Por que Tannat? O clima uruguaio é marcadamente úmido, em função da influência marítima, e isso pode dificultar bastante a adaptação de algumas cepas, seja pela perda de qualidade, resultante do alto rendimento que o clima mais úmido provoca, seja pela maior vulnerabilidade a doenças. Cepas que requerem estações quentes e secas longas para amadurecimento podem sofrer com a insolação insuficiente, gerando vinhos herbáceos e de baixa concentração. No entanto, ali a Tannat consegue resistir à umidade e alcançar sua melhor maturação sem dificuldades, como revela Carlos Pizzorno, proprietário da Pizzorno Family Estates: “É uma cepa que consegue sobreviver bem ao clima úmido do Uruguai; ela resiste bem às chuvas e, se há um controle do rendimento, ela consegue trazer boa qualidade. A Malbec, por exemplo, tem bagos grandes e em clima chuvoso fica muito produtiva e pouco concentrada. É necessário às vezes desidratá-la por uma semana, para concentrar sabor.”

Reinaldo de Lucca, um dos mais respeitados enólogos uruguaios, proprietário da Bodega de Lucca, em Canelones, ressalta que a adaptação exemplar se dá na parte meridional do país: “Tannat de Madiran dá um vinho mais duro, por causa do clima. No Sul do Uruguai é mais quente, mas há um vento sudeste que favorece o seu amadurecimento lento, além da alta luminosidade de Canelones – quanto mais se aproxima do Equador, menor a luminosidade. As regiões do norte uruguaio fazem bons tannats, mas é difícil fazer um vinho de guarda, porque o clima é mais quente e menos temperado – o vinho é para consumo mais jovem.”

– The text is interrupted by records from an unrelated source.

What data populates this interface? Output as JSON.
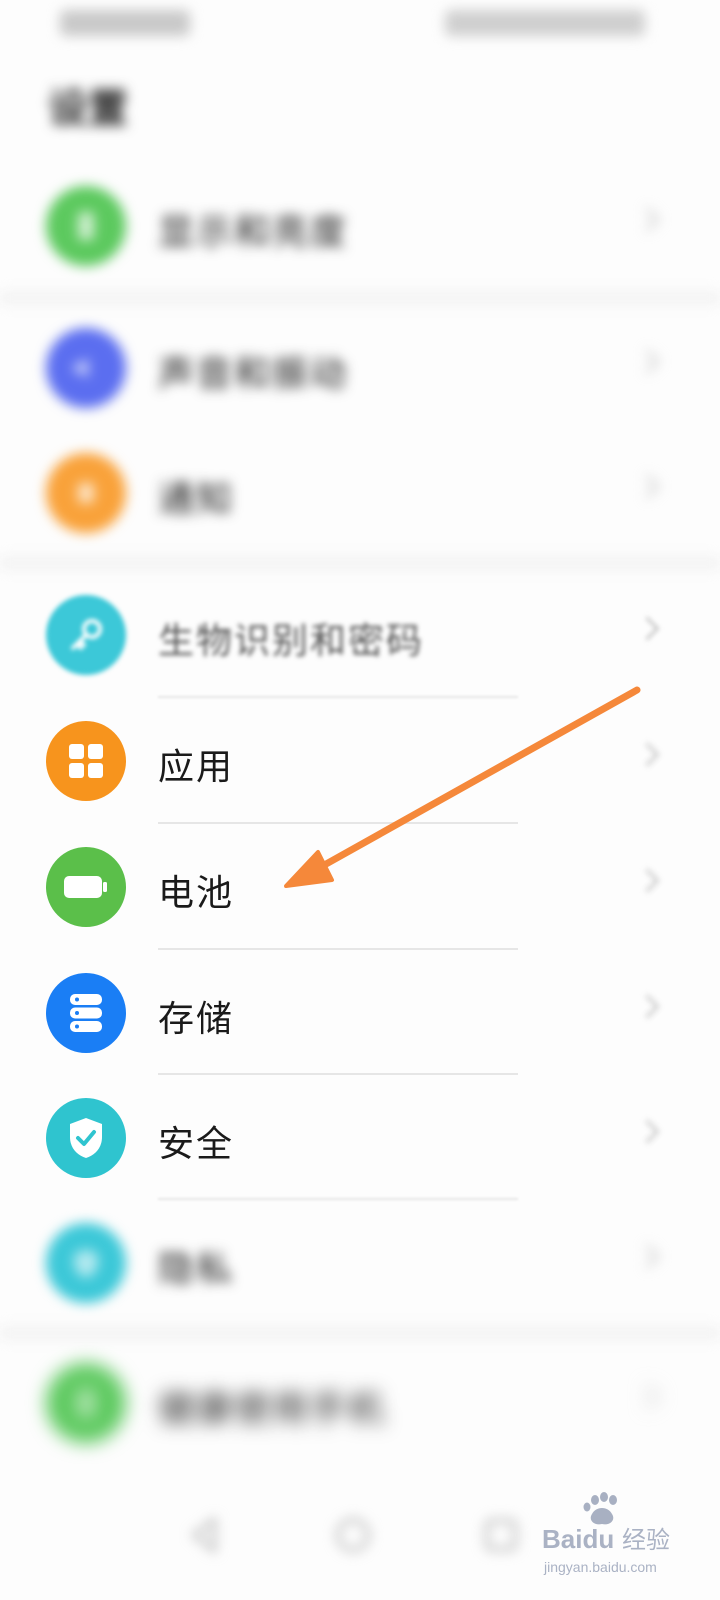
{
  "status_bar": {
    "left": "",
    "right": ""
  },
  "header": {
    "title": "设置"
  },
  "settings": {
    "items": [
      {
        "label": "显示和亮度",
        "icon": "display-icon",
        "color": "#5cc95e"
      },
      {
        "label": "声音和振动",
        "icon": "sound-icon",
        "color": "#5b6ef0"
      },
      {
        "label": "通知",
        "icon": "notification-icon",
        "color": "#f9a23a"
      },
      {
        "label": "生物识别和密码",
        "icon": "key-icon",
        "color": "#3cc8d8"
      },
      {
        "label": "应用",
        "icon": "apps-icon",
        "color": "#f7941d"
      },
      {
        "label": "电池",
        "icon": "battery-icon",
        "color": "#5bbf4a"
      },
      {
        "label": "存储",
        "icon": "storage-icon",
        "color": "#1a7ef5"
      },
      {
        "label": "安全",
        "icon": "shield-check-icon",
        "color": "#2fc4cf"
      },
      {
        "label": "隐私",
        "icon": "privacy-icon",
        "color": "#3cc8d8"
      },
      {
        "label": "健康使用手机",
        "icon": "health-icon",
        "color": "#5cc95e"
      }
    ]
  },
  "watermark": {
    "brand": "Baidu",
    "brand_cn": "经验",
    "url": "jingyan.baidu.com"
  },
  "annotation": {
    "arrow_color": "#f5883a"
  }
}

Interessava-me também saber sobre o que eles vêm fazendo além do Tannat. Já em visita anterior, pude verificar uma boa adaptação de uvas brancas ao país, bem justificado pelo clima temperado. Não é o mais usual, mas há investimentos nesse sentido, especialmente em vinhos varietais da Sauvignon Blanc, da Albariño, (que estão na moda neste momento), da Viognier e da Chardonnay. O Sauvignon Blanc da Pizzorno já era muito bom quando a visitei em 2013. A Bodega De Lucca faz um vinho muito interessante e gastronômico da uva Marsanne, raramente vinificada fora do Vale do Rhône, na França. E a Pisano Artesania en Viños, que também pude revisitar, me apresentou um Torrontés que deixa muitos argentinos para trás. A cepa chegou à sua bodega em 1980, trazida da região argentina de La Rioja.

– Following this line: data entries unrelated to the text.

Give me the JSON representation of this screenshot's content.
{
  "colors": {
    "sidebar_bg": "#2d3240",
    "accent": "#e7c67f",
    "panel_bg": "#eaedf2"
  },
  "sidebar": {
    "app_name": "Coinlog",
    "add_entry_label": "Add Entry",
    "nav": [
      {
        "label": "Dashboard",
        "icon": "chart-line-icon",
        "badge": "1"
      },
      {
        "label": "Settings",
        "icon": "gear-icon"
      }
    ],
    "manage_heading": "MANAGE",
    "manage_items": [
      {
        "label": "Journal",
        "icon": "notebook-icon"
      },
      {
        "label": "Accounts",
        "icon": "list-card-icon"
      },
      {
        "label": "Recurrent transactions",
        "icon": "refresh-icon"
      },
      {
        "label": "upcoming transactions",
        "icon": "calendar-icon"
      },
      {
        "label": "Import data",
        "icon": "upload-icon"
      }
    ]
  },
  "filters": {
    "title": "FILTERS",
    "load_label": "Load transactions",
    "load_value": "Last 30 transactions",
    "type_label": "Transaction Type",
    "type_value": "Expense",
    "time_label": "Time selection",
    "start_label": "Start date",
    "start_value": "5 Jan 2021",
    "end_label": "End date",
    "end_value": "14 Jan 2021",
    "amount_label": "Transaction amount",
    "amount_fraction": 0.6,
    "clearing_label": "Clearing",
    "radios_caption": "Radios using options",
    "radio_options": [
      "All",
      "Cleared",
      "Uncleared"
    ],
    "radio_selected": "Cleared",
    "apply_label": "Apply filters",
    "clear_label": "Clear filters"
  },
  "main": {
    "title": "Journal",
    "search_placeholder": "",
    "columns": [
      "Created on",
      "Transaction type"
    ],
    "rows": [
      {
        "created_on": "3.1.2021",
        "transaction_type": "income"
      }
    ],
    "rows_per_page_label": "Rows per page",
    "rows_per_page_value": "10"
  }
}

Em relação aos tintos, gostei especialmente dos vinhos de corte bordalês da Pizzorno, me surpreendi com um delicioso Pinot Noir da Pisano, bem como com a justa elegância e concentração dos seus Tannats de várias categorias, que pude degustar em companhia do proprietário, Daniel Pisano. O Merlot da Bodega Alto de la Ballena é certamente um dos vinhos de melhor preço/qualidade do Uruguai, uva que assina também um grande vinho da Bracco Bosca, o Gran Ombú Merlot. Estive na Bodega De Lucca, e eles me receberam, a despeito de estarem ocupados em plena vindima. Trouxe na mala o Aglianico De Lucca, variedade do sul da Itália produzida por esta vinícola familiar, além da siciliana Nero d’Avola e de outras castas francesas. Este ano, eles vão lançar também um Tannat sem sulfito, feito com leveduras indígenas.

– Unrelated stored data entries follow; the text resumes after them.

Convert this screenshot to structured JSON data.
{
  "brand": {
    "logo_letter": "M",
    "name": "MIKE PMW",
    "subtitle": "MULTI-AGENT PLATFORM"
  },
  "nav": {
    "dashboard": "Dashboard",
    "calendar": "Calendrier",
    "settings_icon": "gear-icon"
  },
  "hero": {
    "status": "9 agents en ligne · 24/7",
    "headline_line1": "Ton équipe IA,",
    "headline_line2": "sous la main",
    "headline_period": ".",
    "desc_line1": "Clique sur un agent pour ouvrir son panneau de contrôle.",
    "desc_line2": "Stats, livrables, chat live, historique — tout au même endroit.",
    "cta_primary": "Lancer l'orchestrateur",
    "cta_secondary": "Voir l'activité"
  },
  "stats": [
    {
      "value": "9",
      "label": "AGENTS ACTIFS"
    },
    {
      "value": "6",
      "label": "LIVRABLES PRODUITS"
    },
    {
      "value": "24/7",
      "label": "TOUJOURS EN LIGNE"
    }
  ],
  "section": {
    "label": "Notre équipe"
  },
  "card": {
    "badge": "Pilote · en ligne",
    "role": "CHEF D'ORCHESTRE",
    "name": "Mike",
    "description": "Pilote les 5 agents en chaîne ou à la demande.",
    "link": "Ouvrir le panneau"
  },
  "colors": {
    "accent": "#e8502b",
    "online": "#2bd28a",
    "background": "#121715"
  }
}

De modo geral, há uma presença crescente das uvas bordalesas no mercado – Merlot, Cabernet Franc e Petit Verdot – além da onipresente Tannat. Grande expectativa pela safra de 2020! Segundo Carlos Pizzorno, esta é a melhor safra em 40 anos, pois pouco choveu, e as uvas alcançam suas maturidades com 100% de sanidade. Até uvas que têm dificuldade de chegar à cantina sem toques herbáceos, como a Cabernet Sauvignon, prometem vinhos gulosos em 2020.